Robin Michals | COMD 3330 OL98 Fall 2020

HW 1: Finding Your Voice

Dawoud Bey shaped his career around his ability to see the world differently than most people. Being hearing impaired, he finds his voice through his photography. He does this by looking into the past and making moments of self-liberation resonate with the modern audience. He also has a deep interest in wanting to describe the black subject in a way that is as complex as the experiences of anyone else.  Bey expressed that he wanted to reshape the world one person at a time, his goal is to make his work a transformative experience, giving each viewer something they didn’t have before.
In his exhibition titled The Birmingham Project, Dawoud Bey presented a series of portraits commemorating the victims lost during the 1963 bombing by the KKK on the Baptist church in Birmingham Alabama. The series comprised of two portraits side by side. The subjects in the photographs represented the young victims at the age they were at their death, and how old they would be if they were still alive today. Dawoud Bey chose Birmingham residents to be his models for this photoshoot. The black and white portraits mirror each other in a way to help connect the different realities imagined here.

Dawoud Bey, Mary Parker and Caela Cowan, 2012

Carrie Mae Weems sought to be a voice for women, not just African American women. The Kitchen Table Project was a series of photographs all taken from the same place looking over Carrie Mae Weems’ kitchen table with a single hanging light and the table itself being the only constants in these photos. Each photo gives the viewer a different frozen moment in a time in this woman’s life. There are deep emotions and memorable moments captured. She explains everyday battles of life are played out in the space before the camera. She asks herself “how do we begin to alter the social living arrangement” and she answers with her photography. She examines the power dynamic between domestic relationships, her friends, and her children. This photo is the 10th in her Kitchen Table series. Three women appear to be enjoying a humorous conversation over drinks and a cigarette. With Carrie appearing in focus and her two friends moving and blurring in this photo it almost implies a moment of introspection for Carrie, like she’s thinking about the truth behind what she just said that made her friends laugh.

Kitchen Table 10

The two photographers are different in that Dawoud takes portraits of others to portray a true historical past whereas Carrie takes artistic and idea-challenging scripted photographs where she is the model. Photography has the power to shape the world because it gives us the gift of being able to present and view a different reality. However they are similar in that they are both trying to preserve history that is important to them. Capturing moments in time is imperative to preserve history and shape the world for the better by challenging old ideas and being informed of our past.

3 Comments

  1. Amena Miah

    Dawoud Bey approaches the idea of using photography as a way of finding his voice by creating a sense of humanity through his images. As he said, he aims to “make the invisible visible”. He aimed to visualize the past in the moment by putting portraits of a child and an ‘adult version’ of the child right next to it to show how that child would have looked today if they were still here. This was done in memory of the children that died in the bombing of a church by the KKK. I felt that this project was really powerful because the portraits definitely create a strong sense of emotion from looking at it which I love about the idea of remembering the victims. Dawoud Bey definitely succeeded in creating an impact through his eyes and sharing that moment.

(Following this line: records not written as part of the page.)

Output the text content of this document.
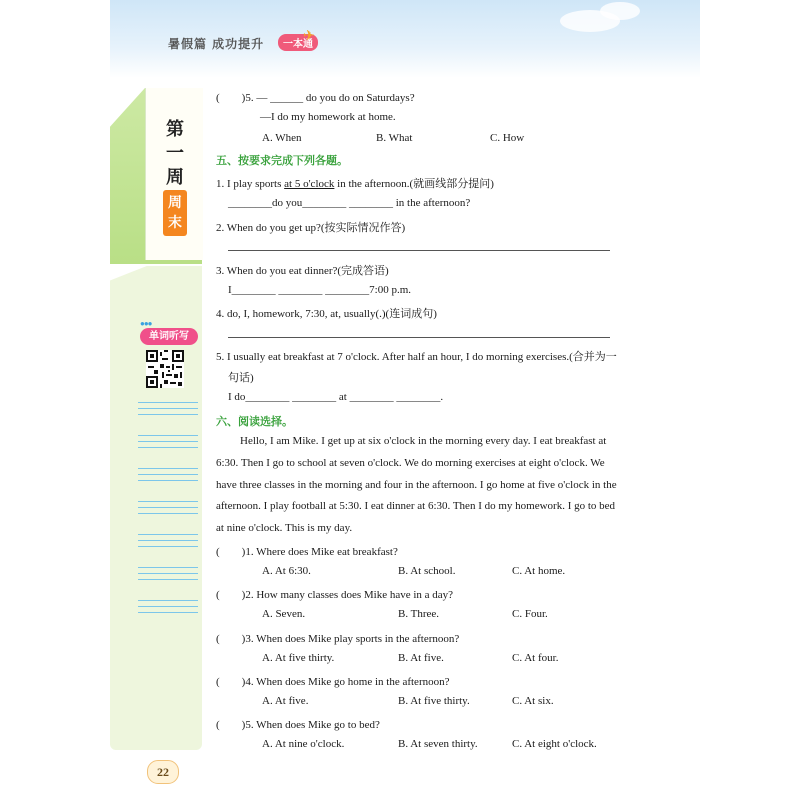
暑假篇 成功提升	一本通
✈
第一周
周末
●●●
单词听写
(　　)5. — ______ do you do on Saturdays?
—I do my homework at home.
A. When	B. What	C. How
五、按要求完成下列各题。
1. I play sports at 5 o'clock in the afternoon.(就画线部分提问)
________do you________ ________ in the afternoon?
2. When do you get up?(按实际情况作答)
3. When do you eat dinner?(完成答语)
I________ ________ ________7:00 p.m.
4. do, I, homework, 7:30, at, usually(.)(连词成句)
5. I usually eat breakfast at 7 o'clock. After half an hour, I do morning exercises.(合并为一
句话)
I do________ ________ at ________ ________.
六、阅读选择。
Hello, I am Mike. I get up at six o'clock in the morning every day. I eat breakfast at
6:30. Then I go to school at seven o'clock. We do morning exercises at eight o'clock. We
have three classes in the morning and four in the afternoon. I go home at five o'clock in the
afternoon. I play football at 5:30. I eat dinner at 6:30. Then I do my homework. I go to bed
at nine o'clock. This is my day.
(　　)1. Where does Mike eat breakfast?
A. At 6:30.	B. At school.	C. At home.
(　　)2. How many classes does Mike have in a day?
A. Seven.	B. Three.	C. Four.
(　　)3. When does Mike play sports in the afternoon?
A. At five thirty.	B. At five.	C. At four.
(　　)4. When does Mike go home in the afternoon?
A. At five.	B. At five thirty.	C. At six.
(　　)5. When does Mike go to bed?
A. At nine o'clock.	B. At seven thirty.	C. At eight o'clock.
22
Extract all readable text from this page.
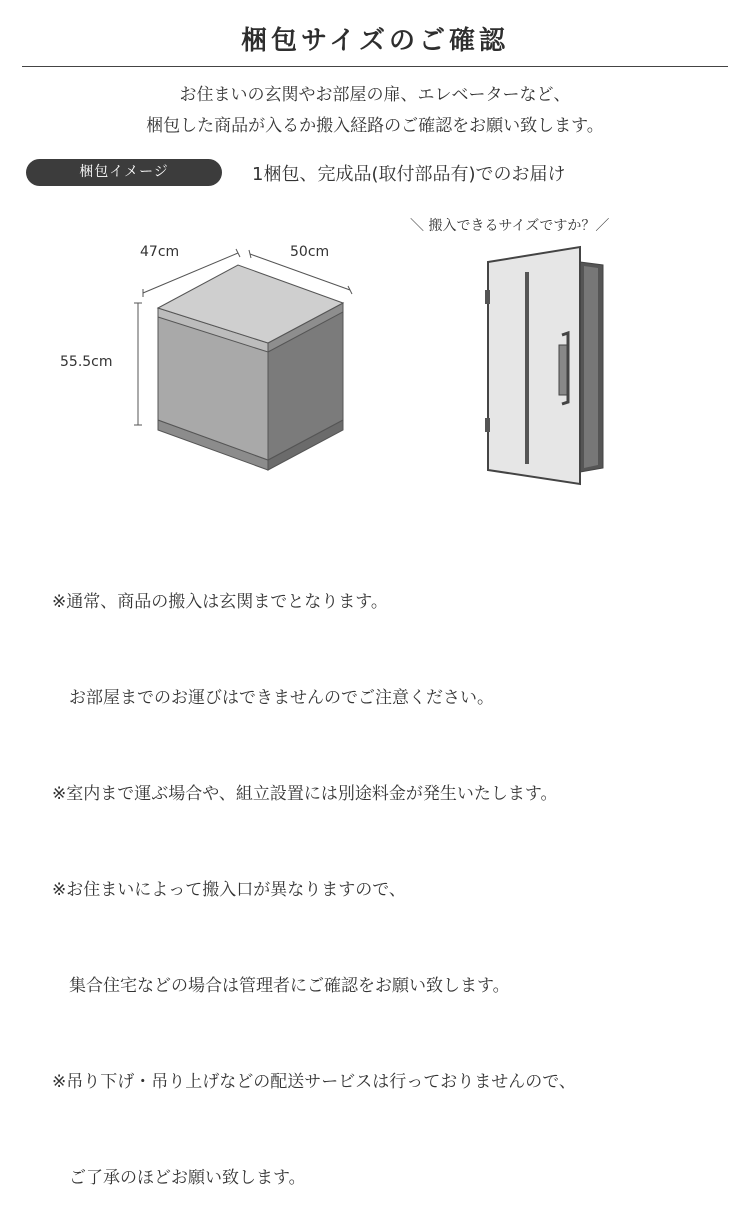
梱包サイズのご確認
お住まいの玄関やお部屋の扉、エレベーターなど、
梱包した商品が入るか搬入経路のご確認をお願い致します。
梱包イメージ	1梱包、完成品(取付部品有)でのお届け
47cm	50cm
55.5cm
＼ 搬入できるサイズですか？／

※通常、商品の搬入は玄関までとなります。

　お部屋までのお運びはできませんのでご注意ください。

※室内まで運ぶ場合や、組立設置には別途料金が発生いたします。

※お住まいによって搬入口が異なりますので、

　集合住宅などの場合は管理者にご確認をお願い致します。

※吊り下げ・吊り上げなどの配送サービスは行っておりませんので、

　ご了承のほどお願い致します。
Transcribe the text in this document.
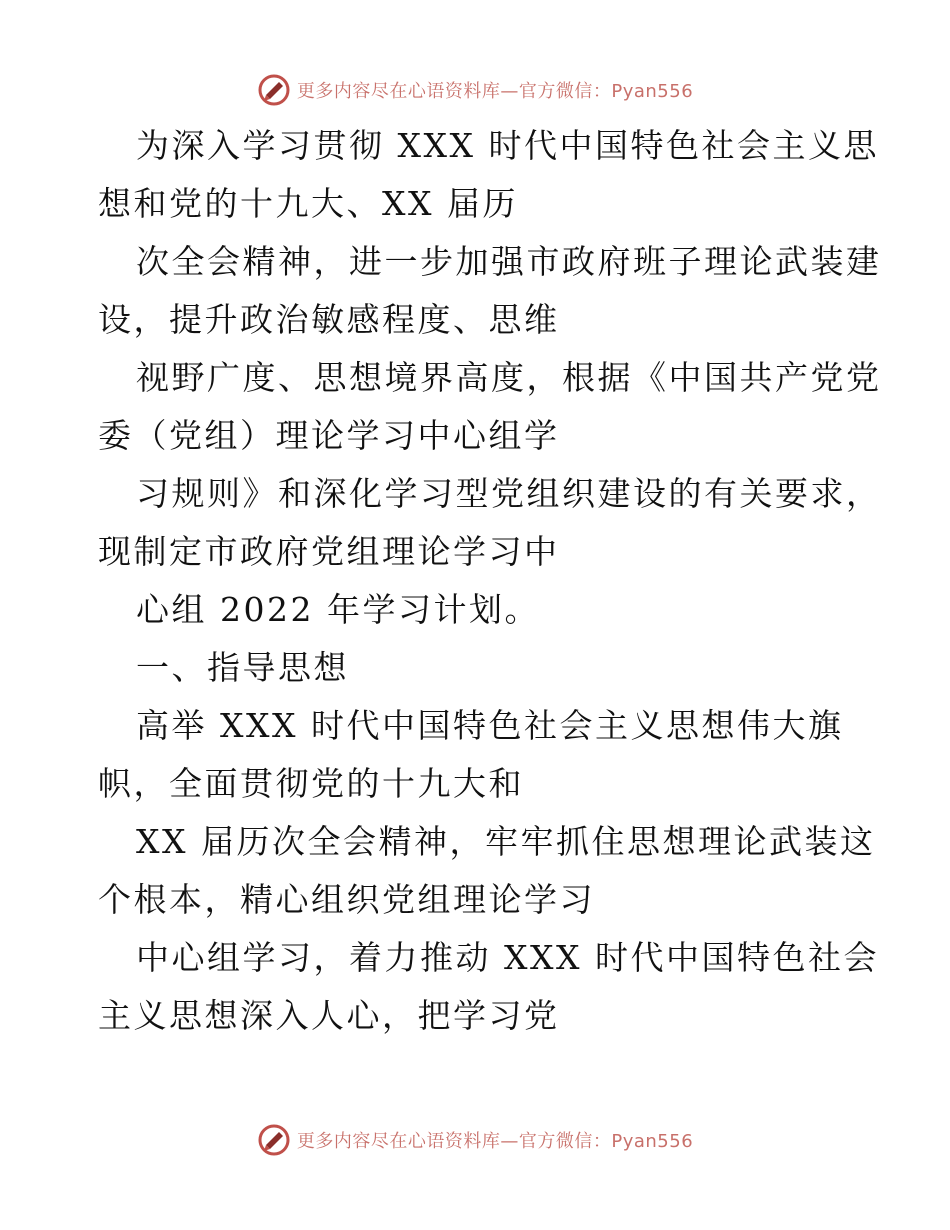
更多内容尽在心语资料库—官方微信：Pyan556
为深入学习贯彻 XXX 时代中国特色社会主义思
想和党的十九大、XX 届历
次全会精神，进一步加强市政府班子理论武装建
设，提升政治敏感程度、思维
视野广度、思想境界高度，根据《中国共产党党
委（党组）理论学习中心组学
习规则》和深化学习型党组织建设的有关要求，
现制定市政府党组理论学习中
心组 2022 年学习计划。
一、指导思想
高举 XXX 时代中国特色社会主义思想伟大旗
帜，全面贯彻党的十九大和
XX 届历次全会精神，牢牢抓住思想理论武装这
个根本，精心组织党组理论学习
中心组学习，着力推动 XXX 时代中国特色社会
主义思想深入人心，把学习党
更多内容尽在心语资料库—官方微信：Pyan556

    Carrie Mae Weems approaches the idea of using photography as a way of finding her voice by showing that it is possible to speak deeply through the photography taken even from your own kitchen. All it takes is to portray the feelings through the set up and body language. Carrie Mae Weems used her photography to develop a voice not just for African American women, but all women in general. She portrayed the battle between the sexes in a domestic space and the living arrangements. Her photography portrayed a powerful message “women hold the key to bedrooms…to generations, and men hold the key to power”. I really loved how she portrayed such strong messages from such a simple setting and through a black and white lens.

    Their approaches are similar because they both gave strong messages through their photography in their own unique way. The differences were that Dawoud Bey takes his photographs of everyday people outside and at different historical locations and Carrie Mae Weems takes her photographs from simple places like her own home and her kitchen table top and a lamp. I think the power of photography as Dawoud Bey said “to re-shape the world” is to speak through the eyes. The idea of conveying the message to the viewer without even speaking is what I find so powerful about photography.

    • rmichals

      Bey certainly helps us remember the victims. He also brings our attention to how young they were and how much of their lives were lost.

      Weems’s use of as you say such a simple setting is the strength of her work. the Kitchen Table becomes a powerful metaphor for the domestic space, for family dynamics and personal life in general.

  2. rmichals

    Well stated. The Birmingham Project makes concrete the years lost to the victims of the bombing.

    I find the use of motion blur really interesting in the photo you selected. It certainly makes us focus on the central figure who remains sharp. I think it makes the scene about the action of laughing and talking.